A. The Court has jurisdiction to consider the Motion and the relief requested therein pursuant to 28 U.S.C. § 157 and 1334 and the Standing Order of Referral of Cases to Bankruptcy Court Judges of the District Court for the Southern District of New York, dated July 19, 1984 (Ward, Acting C.J.), and this matter is a core proceeding pursuant to 28 U.S.C. § 157(b). Venue of these chapter 11 cases is proper pursuant to 28 U.S.C. § 1408 and 1409.

B. As evidenced by the affidavits of service filed with the Court, (i) proper, timely and adequate notice of the Motion and the hearing thereon was provided in accordance with the First Case Management Order of this Court, dated December 23, 2002; (ii) such notice was good and sufficient and appropriate under the particular circumstances; and (iii) no other or further notice of the Motion or the hearing thereon is required.

C. The legal and factual bases set forth in the Motion establish just cause for the relief granted, including, but not limited to, the fact that the DAP Agreement, as amended by Amendment No. 2 and incorporating the resolution of certain issues between the Parties, represents substantial cost savings to NSI and the estates.

D. The relief requested in the Motion (including, but not limited to, the assumption of the DAP Agreement, as amended by Amendment No. 2, and the satisfaction of cure obligations with respect thereto) is in the best interest of the Debtors, their estates and creditors.

NOW, THEREFORE, IT IS HEREBY ORDERED, ADJUDGED, AND DECREED THAT:

1. The Motion is granted.

2. All objections, if any, to the Motion or the relief requested therein, that have not been withdrawn, waived, or settled, and all reservations of rights included therein, are overruled.

3. The DAP Agreement, as modified by Amendment No. 2 is approved in all respects.

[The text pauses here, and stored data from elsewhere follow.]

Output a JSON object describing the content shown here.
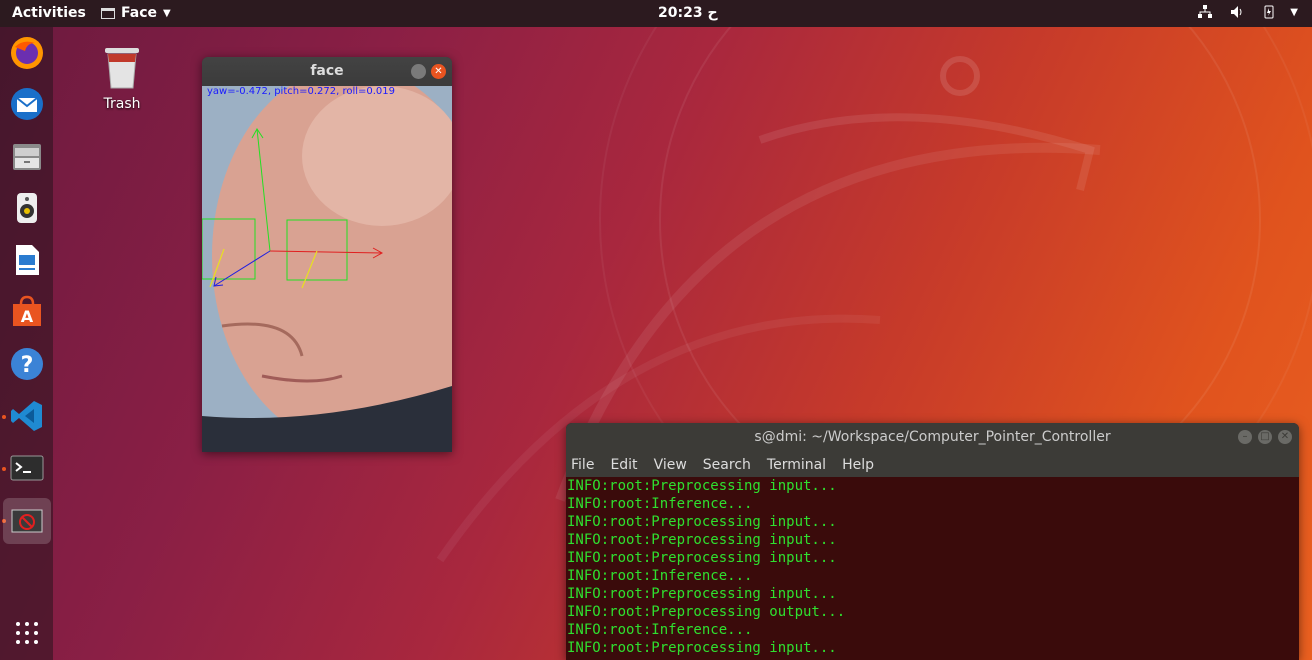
{
  "topbar": {
    "activities": "Activities",
    "app_name": "Face",
    "clock": "20:23 ح"
  },
  "dock": {
    "items": [
      {
        "name": "firefox-icon"
      },
      {
        "name": "thunderbird-icon"
      },
      {
        "name": "files-icon"
      },
      {
        "name": "rhythmbox-icon"
      },
      {
        "name": "libreoffice-writer-icon"
      },
      {
        "name": "software-icon"
      },
      {
        "name": "help-icon"
      },
      {
        "name": "vscode-icon"
      },
      {
        "name": "terminal-icon"
      },
      {
        "name": "face-window-icon"
      }
    ]
  },
  "desktop": {
    "trash_label": "Trash"
  },
  "face_window": {
    "title": "face",
    "readout": "yaw=-0.472, pitch=0.272, roll=0.019"
  },
  "terminal": {
    "title": "s@dmi: ~/Workspace/Computer_Pointer_Controller",
    "menu": [
      "File",
      "Edit",
      "View",
      "Search",
      "Terminal",
      "Help"
    ],
    "lines": [
      "INFO:root:Preprocessing input...",
      "INFO:root:Inference...",
      "INFO:root:Preprocessing input...",
      "INFO:root:Preprocessing input...",
      "INFO:root:Preprocessing input...",
      "INFO:root:Inference...",
      "INFO:root:Preprocessing input...",
      "INFO:root:Preprocessing output...",
      "INFO:root:Inference...",
      "INFO:root:Preprocessing input..."
    ]
  },
  "colors": {
    "accent": "#e95420",
    "terminal_text": "#2fe02f",
    "readout_text": "#1a1aff"
  }
}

Failure to mention in this Order any provision of the DAP Agreement, as modified by Amendment No. 2, shall not impair the efficacy thereof, it being the intention of this Order to approve all provisions of the DAP Agreement, as modified by Amendment No. 2. In the Event of any inconsistency between the DAP Agreement, as modified by Amendment No. 2, and the summary of any term thereof in the Motion or this Order, the DAP Agreement, as modified by Amendment No. 2, shall control.

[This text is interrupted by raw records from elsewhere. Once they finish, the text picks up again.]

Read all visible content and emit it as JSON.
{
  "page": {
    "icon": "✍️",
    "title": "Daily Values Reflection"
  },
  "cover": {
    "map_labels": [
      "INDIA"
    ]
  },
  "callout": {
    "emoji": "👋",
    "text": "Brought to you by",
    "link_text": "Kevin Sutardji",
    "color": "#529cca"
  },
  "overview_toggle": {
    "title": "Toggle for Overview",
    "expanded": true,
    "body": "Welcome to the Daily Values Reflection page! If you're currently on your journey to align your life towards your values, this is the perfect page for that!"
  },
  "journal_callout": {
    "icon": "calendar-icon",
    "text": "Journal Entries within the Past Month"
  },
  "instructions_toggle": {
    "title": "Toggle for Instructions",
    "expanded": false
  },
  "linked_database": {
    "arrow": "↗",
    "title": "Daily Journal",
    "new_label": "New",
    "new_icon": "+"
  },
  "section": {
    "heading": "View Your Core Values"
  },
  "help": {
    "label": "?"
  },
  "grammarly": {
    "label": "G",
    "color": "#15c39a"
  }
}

4. NSI shall have been deemed to have cured any and all prepetition defaults under the DAP Agreement by (a) assuming the DAP Agreement, as amended by Amendment No. 2, and (b) paying to BellSouth $22,300,000.00 as a cure amount in full and complete satisfaction of any and all prepetition defaults under the DAP Agreement (the “Cure Amount”).

5. The Debtors are hereby authorized to: (a) assume the DAP Agreement, as amended by Amendment No. 2, with BellSouth and satisfy the cure obligations of NSI with respect thereto, and (b) enter into and implement the DAP Agreement, as amended by Amendment No. 2, in accordance with the terms therein.

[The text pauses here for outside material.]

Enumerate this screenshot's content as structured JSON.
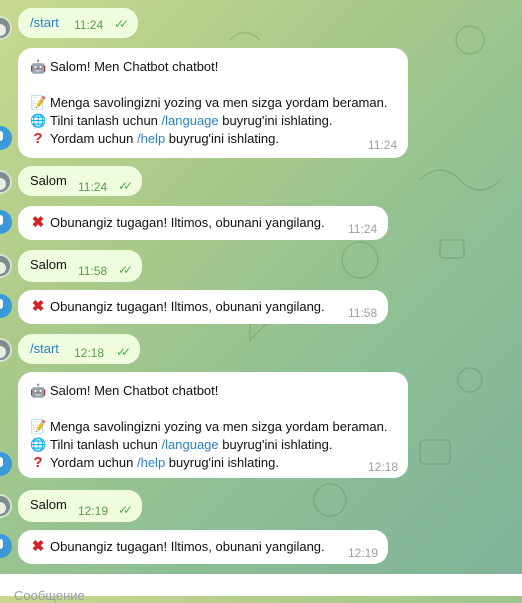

6. The Debtors are authorized, pursuant to sections 105 and 365 of the Bankruptcy Code, to execute and deliver such documents and take such actions as are necessary to effectuate the transactions and agreement approved herein.

7. The DAP Agreement, as amended by Amendment No. 2, may be modified, amended or supplemented by the parties thereto in accordance with the terms thereof without further order of the Court.

8. Nothing in the Motion, this Order, or the DAP Agreement, as amended by Amendment No. 2, shall constitute an admission or waiver of any kind with respect to any issue relating to setoff or recoupment, including, without limitation, any issue relating to mutuality of parties or obligations.

9. The provisions of this Order are nonseverable and mutually dependent.

10. The Court shall retain jurisdiction to: (a) resolve any disputes,

controversies, or claims arising out of or relating to this Order, and (b) interpret,

implement and enforce this Order.

11. This Order shall be effective and enforceable immediately upon entry of this Order, pursuant to F.R.Bankr.P. 6004(g).

[1] Capitalized terms used herein and not otherwise defined shall have the meaning given to them in the Motion.